As Isabel Wikerson writes in “Caste: The Origins of Our Discontent:”

“Caste is more than rank; it is a state of mind that holds everyone captive, the dominant imprisoned in an illusion of their own entitlement, the subordinate trapped in the purgatory of someone else's definition of who they are and who they should be." 

The reports that grew out of our class discussion examine the insidious and often invisible undercurrents of bias that confine women, especially minority women, in a way that deprives all of us of the use of a basic human trait, the power of our imagination to see outside of a narrowly imagined sense of the world.

On that note of the power of imagination, the speakers in our class shared their art as a powerful tool to open up difficult conversations and share stories.
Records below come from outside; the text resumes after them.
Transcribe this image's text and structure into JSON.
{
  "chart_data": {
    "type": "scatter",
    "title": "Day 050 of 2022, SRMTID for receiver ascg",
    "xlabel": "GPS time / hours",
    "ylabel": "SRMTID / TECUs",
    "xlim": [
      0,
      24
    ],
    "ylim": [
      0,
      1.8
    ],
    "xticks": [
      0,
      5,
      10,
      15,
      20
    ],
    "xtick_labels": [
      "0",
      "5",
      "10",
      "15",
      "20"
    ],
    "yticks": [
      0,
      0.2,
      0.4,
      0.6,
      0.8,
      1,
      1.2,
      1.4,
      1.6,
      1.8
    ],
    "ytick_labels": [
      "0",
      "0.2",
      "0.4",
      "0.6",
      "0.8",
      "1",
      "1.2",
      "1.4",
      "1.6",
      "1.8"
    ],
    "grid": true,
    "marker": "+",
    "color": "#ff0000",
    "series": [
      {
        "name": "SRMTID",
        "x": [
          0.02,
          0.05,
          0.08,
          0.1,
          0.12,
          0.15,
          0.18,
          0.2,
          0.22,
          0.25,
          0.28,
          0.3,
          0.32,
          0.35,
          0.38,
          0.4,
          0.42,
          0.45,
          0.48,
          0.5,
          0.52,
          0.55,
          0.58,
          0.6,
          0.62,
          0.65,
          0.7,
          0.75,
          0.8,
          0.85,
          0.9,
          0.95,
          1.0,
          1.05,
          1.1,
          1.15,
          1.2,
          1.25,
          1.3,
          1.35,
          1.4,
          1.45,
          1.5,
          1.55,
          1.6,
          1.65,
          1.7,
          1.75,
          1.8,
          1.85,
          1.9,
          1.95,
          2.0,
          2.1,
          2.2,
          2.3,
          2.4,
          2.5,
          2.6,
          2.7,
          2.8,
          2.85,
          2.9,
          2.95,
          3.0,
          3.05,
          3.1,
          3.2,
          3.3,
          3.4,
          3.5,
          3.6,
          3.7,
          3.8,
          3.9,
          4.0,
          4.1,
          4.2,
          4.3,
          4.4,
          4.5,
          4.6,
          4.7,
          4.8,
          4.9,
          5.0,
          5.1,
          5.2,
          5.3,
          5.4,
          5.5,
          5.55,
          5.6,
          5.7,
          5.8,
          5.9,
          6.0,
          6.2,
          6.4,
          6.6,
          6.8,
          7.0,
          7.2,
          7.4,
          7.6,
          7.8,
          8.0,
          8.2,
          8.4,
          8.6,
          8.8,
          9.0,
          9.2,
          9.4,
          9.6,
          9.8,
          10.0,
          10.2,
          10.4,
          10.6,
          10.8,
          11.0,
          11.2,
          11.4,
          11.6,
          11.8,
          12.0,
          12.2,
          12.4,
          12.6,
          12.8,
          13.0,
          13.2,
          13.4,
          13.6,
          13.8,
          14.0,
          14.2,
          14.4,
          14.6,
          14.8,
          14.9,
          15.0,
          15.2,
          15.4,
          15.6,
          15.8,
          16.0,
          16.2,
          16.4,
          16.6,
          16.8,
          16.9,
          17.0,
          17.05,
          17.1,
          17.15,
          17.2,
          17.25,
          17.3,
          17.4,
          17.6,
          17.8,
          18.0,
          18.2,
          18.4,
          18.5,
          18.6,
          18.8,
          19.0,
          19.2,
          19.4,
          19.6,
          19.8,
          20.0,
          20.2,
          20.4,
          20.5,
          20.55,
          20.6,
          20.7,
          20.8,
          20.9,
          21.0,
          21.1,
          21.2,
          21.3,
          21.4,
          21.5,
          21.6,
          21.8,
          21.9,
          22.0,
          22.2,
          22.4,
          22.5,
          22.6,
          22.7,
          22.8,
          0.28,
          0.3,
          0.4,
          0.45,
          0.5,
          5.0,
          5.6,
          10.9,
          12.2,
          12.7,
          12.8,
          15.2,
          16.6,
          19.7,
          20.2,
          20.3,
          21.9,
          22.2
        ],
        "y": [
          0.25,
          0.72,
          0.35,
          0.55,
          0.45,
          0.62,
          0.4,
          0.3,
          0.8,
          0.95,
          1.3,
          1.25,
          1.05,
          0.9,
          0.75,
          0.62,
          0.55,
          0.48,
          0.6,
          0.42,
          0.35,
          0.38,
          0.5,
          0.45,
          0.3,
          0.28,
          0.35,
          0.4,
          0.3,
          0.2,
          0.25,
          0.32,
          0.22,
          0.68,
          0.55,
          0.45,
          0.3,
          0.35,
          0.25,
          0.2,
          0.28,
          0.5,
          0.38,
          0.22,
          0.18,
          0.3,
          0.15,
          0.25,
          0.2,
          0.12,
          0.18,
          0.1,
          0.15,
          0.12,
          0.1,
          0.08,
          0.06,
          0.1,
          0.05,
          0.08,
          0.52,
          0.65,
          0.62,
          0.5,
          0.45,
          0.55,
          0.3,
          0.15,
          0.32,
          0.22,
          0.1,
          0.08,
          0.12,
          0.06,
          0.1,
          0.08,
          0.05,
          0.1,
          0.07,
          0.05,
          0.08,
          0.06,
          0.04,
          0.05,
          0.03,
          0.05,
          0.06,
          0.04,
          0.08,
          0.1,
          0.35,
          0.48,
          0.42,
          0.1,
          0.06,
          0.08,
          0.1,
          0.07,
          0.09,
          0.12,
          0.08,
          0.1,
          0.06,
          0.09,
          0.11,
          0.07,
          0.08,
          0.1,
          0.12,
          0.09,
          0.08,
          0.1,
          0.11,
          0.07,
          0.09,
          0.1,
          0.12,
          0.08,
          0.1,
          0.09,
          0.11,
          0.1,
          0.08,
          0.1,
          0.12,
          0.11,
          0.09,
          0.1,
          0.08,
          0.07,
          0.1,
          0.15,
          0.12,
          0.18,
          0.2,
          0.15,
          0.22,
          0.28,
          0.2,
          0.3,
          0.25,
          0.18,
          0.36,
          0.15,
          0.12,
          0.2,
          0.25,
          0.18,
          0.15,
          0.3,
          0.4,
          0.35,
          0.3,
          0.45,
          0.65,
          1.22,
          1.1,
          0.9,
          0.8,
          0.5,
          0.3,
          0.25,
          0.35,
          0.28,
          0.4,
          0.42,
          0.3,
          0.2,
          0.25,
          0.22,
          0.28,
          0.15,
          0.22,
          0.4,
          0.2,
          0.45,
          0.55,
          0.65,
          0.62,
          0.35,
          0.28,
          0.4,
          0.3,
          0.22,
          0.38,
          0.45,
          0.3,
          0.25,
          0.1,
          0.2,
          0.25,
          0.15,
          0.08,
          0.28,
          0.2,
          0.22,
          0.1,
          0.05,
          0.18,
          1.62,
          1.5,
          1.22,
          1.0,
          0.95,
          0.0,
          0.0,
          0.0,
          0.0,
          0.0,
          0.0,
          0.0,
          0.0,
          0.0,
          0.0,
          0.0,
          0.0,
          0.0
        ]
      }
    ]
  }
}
David Hornik shared with us his extensive art collection by Black and Asian artists. He also shared with us Edward McClunny’s print of Thurgood Marshall. We include it in our report.  

New York Public Library General Counsel Michele Mayes, an avid art collector, showed the class a mixed-media piece by Charly Palmer depiction of Martin Luther King Jr. standing in line to vote with one of his daughters.

Lawyer and art entrepreneur Shalini Ganendra discussed curating practices in light of racial injustice.  As a Fellow at Oxford, she discussed her work on the influence of colonization on art and art critique.

The art depicted in the covers of our reports and the reports themselves are an invitation to engage in conversation about these modern-day biases that are hard to address. As Wilkerson says: “Modern-day caste protocols are less often about overt attacks or conscious hostility… They are like the wind, powerful enough to knock you down but invisible as they go about their work.”